Iranians march to protest at Revolutionary Guards blacklisting by U.S.
DUBAI (Reuters) - Thousands of Iranians carrying signs reading “I’m a Guard too” and “Down with USA” marched on Friday to protest against the U.S. designation of the elite Revolutionary Guards as a foreign terrorist organization.
State television showed crowds shouting “What’s America thinking? Iran is full of Guards” after leaving Friday prayers at Tehran University on their way to a rally in a nearby square.

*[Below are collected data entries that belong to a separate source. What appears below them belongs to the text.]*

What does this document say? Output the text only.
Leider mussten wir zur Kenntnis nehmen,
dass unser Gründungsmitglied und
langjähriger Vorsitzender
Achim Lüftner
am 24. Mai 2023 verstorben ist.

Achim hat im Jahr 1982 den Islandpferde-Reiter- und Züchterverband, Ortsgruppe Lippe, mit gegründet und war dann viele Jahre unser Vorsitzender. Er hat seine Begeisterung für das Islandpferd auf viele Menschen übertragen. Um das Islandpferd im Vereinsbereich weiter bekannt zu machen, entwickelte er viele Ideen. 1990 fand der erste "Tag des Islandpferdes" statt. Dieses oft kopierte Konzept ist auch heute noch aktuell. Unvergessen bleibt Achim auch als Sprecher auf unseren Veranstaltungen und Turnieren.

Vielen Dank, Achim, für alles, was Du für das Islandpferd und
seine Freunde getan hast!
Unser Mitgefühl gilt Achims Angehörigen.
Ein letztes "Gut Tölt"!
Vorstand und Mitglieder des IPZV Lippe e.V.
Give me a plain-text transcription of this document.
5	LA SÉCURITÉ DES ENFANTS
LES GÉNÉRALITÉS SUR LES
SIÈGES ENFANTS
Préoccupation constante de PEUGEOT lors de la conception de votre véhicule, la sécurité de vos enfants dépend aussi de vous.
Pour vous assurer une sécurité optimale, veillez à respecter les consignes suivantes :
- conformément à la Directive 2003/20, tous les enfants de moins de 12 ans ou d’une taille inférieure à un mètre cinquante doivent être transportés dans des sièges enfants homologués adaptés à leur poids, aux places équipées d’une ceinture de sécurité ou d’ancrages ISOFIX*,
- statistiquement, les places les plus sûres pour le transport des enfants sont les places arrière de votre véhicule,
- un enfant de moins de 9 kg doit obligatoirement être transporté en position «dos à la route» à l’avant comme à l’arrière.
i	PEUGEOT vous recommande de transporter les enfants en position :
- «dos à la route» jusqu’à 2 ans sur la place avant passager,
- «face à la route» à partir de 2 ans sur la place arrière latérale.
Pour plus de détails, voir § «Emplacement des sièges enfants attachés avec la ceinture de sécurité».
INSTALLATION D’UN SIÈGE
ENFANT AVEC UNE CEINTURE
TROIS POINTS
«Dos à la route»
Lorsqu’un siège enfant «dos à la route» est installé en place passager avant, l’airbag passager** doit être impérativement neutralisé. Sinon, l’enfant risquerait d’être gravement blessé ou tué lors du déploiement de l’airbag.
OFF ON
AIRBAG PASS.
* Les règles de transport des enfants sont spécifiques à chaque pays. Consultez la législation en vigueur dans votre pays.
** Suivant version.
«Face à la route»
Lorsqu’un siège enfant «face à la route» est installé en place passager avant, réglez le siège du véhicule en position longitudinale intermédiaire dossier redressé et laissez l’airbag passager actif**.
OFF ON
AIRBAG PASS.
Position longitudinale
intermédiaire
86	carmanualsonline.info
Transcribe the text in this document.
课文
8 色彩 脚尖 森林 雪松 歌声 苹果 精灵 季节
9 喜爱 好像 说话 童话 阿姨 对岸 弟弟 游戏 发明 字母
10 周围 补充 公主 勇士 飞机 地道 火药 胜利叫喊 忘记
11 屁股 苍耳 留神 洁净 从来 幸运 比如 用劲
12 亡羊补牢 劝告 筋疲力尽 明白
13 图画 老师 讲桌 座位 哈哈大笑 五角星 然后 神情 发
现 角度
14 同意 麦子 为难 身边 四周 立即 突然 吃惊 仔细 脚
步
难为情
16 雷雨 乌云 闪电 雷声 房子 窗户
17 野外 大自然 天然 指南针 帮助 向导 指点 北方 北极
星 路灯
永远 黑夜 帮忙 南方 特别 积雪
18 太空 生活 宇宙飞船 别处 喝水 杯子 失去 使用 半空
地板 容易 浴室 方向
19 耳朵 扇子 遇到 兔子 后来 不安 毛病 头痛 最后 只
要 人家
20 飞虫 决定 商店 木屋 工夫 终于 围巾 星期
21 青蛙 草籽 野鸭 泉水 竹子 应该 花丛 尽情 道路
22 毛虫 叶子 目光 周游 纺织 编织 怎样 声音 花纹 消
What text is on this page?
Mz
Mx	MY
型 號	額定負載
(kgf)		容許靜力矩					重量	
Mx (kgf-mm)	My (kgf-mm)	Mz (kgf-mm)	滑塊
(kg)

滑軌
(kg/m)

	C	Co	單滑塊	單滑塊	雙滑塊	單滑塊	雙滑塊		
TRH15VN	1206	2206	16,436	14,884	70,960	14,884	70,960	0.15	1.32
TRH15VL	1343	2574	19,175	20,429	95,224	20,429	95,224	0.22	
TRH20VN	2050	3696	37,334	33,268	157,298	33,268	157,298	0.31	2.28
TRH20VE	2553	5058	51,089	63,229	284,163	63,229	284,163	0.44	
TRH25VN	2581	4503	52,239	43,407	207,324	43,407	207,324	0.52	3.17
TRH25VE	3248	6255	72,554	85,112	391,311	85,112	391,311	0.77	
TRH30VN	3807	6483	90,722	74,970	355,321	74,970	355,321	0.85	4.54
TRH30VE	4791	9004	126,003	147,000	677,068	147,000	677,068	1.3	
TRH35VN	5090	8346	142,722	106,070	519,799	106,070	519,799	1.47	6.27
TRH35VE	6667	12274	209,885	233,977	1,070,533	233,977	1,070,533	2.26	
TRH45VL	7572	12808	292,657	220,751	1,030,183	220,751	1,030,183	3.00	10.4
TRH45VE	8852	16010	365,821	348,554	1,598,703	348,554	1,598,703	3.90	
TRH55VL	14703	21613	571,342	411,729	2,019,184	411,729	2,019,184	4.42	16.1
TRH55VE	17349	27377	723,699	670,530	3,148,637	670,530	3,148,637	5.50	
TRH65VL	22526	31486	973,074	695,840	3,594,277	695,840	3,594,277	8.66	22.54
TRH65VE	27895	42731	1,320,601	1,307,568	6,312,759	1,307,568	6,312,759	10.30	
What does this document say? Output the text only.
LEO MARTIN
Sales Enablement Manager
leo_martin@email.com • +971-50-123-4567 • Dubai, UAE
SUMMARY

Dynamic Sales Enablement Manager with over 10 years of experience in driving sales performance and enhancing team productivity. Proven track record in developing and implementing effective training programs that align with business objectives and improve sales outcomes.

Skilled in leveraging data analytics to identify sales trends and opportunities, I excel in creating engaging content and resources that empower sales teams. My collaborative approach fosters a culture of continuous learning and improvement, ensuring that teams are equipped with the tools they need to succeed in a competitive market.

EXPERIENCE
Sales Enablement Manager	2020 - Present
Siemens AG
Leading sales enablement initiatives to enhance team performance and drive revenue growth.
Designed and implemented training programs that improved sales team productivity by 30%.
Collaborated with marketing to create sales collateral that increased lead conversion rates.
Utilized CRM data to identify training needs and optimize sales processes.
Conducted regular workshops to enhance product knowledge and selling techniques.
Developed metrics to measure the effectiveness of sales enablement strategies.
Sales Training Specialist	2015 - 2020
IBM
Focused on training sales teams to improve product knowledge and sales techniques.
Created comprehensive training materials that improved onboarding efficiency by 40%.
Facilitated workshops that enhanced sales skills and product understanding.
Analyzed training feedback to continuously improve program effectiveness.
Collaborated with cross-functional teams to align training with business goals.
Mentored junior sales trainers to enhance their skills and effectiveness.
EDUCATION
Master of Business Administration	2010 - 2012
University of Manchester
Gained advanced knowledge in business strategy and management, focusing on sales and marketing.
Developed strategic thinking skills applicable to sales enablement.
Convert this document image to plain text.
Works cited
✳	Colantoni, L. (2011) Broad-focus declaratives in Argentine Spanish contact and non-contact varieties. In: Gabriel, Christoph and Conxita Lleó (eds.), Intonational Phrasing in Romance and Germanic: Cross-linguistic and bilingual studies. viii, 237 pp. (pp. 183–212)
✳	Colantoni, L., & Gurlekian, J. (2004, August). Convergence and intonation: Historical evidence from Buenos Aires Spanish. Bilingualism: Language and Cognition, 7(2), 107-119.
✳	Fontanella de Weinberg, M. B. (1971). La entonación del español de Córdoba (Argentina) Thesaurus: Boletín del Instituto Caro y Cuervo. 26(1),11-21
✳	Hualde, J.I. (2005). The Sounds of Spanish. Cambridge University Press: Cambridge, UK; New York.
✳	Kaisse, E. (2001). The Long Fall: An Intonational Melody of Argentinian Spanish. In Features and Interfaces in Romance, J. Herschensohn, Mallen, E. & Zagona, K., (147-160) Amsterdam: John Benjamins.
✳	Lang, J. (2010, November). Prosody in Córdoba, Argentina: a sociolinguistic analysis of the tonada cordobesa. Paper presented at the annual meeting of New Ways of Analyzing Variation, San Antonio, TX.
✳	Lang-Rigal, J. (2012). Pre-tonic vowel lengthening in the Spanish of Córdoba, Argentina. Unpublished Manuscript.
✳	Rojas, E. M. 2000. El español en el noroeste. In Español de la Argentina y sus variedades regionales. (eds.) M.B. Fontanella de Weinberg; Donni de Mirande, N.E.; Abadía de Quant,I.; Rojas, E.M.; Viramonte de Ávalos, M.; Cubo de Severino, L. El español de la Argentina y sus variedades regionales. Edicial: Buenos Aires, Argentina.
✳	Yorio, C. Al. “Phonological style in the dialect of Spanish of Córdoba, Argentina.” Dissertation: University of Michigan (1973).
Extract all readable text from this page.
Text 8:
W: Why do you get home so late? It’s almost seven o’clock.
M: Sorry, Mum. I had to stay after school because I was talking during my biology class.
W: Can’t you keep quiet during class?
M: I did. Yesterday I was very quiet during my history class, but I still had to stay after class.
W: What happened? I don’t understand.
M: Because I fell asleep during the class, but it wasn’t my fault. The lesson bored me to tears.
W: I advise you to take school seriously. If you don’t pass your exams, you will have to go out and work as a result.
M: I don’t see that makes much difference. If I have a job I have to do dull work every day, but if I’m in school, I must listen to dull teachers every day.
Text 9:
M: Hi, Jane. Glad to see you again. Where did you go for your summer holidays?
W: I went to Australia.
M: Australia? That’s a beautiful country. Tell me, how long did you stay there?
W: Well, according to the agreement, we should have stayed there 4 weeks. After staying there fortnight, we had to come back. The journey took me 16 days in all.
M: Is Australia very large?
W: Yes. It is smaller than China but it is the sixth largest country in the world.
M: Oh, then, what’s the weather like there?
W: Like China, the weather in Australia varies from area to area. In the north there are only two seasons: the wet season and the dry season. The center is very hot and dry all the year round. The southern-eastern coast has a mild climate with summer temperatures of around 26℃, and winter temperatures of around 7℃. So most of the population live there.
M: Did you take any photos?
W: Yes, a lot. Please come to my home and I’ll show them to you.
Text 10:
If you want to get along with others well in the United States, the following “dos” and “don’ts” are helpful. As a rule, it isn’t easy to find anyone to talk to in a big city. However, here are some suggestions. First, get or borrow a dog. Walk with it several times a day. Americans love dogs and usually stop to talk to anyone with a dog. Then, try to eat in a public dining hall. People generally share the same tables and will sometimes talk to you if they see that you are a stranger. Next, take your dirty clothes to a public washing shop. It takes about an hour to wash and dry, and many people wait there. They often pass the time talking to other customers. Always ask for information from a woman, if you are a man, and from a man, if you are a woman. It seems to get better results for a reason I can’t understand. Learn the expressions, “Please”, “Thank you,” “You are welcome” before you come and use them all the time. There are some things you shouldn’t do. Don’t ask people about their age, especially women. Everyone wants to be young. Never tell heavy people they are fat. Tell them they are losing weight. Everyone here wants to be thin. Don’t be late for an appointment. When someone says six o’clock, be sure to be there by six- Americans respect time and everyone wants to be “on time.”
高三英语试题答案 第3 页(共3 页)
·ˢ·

Similar state-sponsored protests were held across Iran, it said.
Iranian officials have condemned U.S. President Donald Trump’s decision on Monday to blacklist the Islamic Revolutionary Guards Corps (IRGC), a step is likely to raise tensions in the Middle East.
Tehran retaliated by naming the regional United States Central Command (CENTCOM) as a terrorist organization.
“Americans should know that this is a self-inflicted blow, meaning that they are jeopardizing the security of their own troops in CENTCOM and across the world,” General Kioumars Heydari, head of the regular army’s ground forces, was quoted as saying on Friday by the semi-official ISNA news agency.
The estimated 125,000-strong Revolutionary Guards also command the volunteer paramilitary Basij and control Iran’s ballistic missile program. The Guards’ overseas Quds forces have fought Iran’s proxy wars in the region.
The United States has already blacklisted dozens of entities and people for affiliations with the IRGC, but had not previously targeted the organization as a whole.
“Today, it has been proven to the people of the world and of this region in particular that America is the mother of all terrorism,” said Tehran Friday prayers leader Ayatollah Mohammadali Movahedi Kermani, clad in a Revolutionary Guards uniform, state media reported.
The long-tense relations between Tehran and Washington took a turn for the worse last May when Trump pulled out of a 2015 nuclear deal between Iran and six world powers, reached before he took office, and reimposed sanctions.
Revolutionary Guards commanders have repeatedly said that U.S. bases in the Middle East and U.S. aircraft carriers in the Gulf are within range of Iranian missiles.
Tehran has also threatened to disrupt oil shipments through the Strait of Hormuz in the Gulf if the United States tries to strangle Iran’s economy by halting its oil exports.